Fin janvier, Buisson, proposé comme président délégué par un Bernard Laporte qui abattait ses dernières cartes avant de démissionner, avait été désavoué par un référendum électronique auprès des clubs (déjà). Dans la foulée, Grill assurait dans 20 Minutes que s’il finissait par devenir président, rien ne changerait pour la sélection : « Les Bleus sont dans leur bulle, Fabien Galthié est habité par sa mission », expliquait le patron de la Ligue Ile-de-France, pourtant loin d’être le favori du mentor des Bleus.

Galthié botte désormais en touche

Lors de l’élection d’octobre 2020, Galthié avait laissé entendre que la question de son avenir pourrait se poser si son vieil ami Laporte était battu par Grill. Finalement, l’ancien secrétaire d’État aux sports avait été reconduit. « Il a mentionné sa fidélité il y a deux ans, relativisait la tête de liste d’Ovale Ensemble en janvier. Cette année, il s’est abstenu de commenter. Il n’est pas question de changer quoi que ce soit dans un staff qui réussit autant. Il faut surtout le laisser faire, le préserver. »
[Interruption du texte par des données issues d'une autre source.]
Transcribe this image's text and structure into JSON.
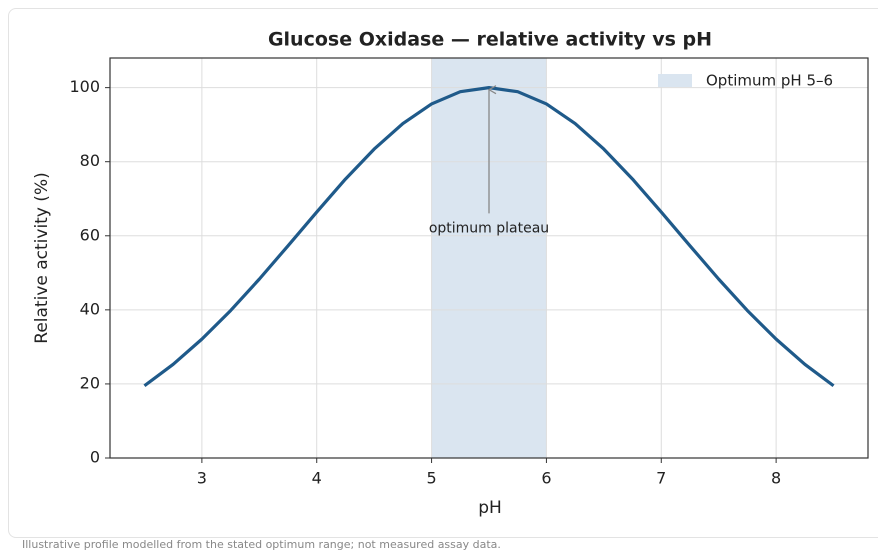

Grill n’a pas changé de ligne ces derniers mois. Quant à Galthié, il a pris garde cette fois de ne pas prendre parti en public avant les élections en cours. Interrogé sur le sujet la semaine dernière en conférence de presse, il avait tapé un joli 50-22 : « Aujourd'hui, nous sommes uniquement sur le terrain de jeu. ». Son binôme Ibanez n’avait pas dit autre chose : « Il y a le temps politique que vous connaissez tous. Et il y a le temps sportif, celui dans lequel nous mettons toute notre énergie. »



Début avril, une folle rumeur avait ému le monde du rugby français : selon Le Parisien, Bernard Laporte pourrait intégrer le staff du XV de France en vue du Mondial, après être déjà venu faire quelques « coucous » aux Bleus en marge du Tournoi des VI Nations. « Bernie » lui-même avait éteint le feu, en démentant ces bruits sur son compte Twitter. Mais voir l’ancien patron du rugby français rendre une nouvelle visite inopinée à l’encadrement et aux joueurs cet été ne surprendrait pas grand monde, quelle que soit l’identité de son successeur à la tête de la Fédé.

De là à imaginer la bande à Alldritt déstabilisée avant le plus grand rendez-vous de sa carrière… Lors de la Coupe du monde 1991, les Bleus avaient chuté dès les quarts de finale face à l’Angleterre, sur fond de « guerre civile » au sommet d’une FFR qui vivait les derniers soubresauts de la longue ère Ferrasse. Pour reprendre l’une des expressions favorites d’Ugo Mola, le manager du Stade Toulousain, on a « la faiblesse de penser » qui si le XV de France est éliminé au même stade cet automne, ce sera davantage à cause de la qualité de l’adversaire (sans doute l’Afrique du Sud ou l’Irlande) que du pedigree du président de la Fédération.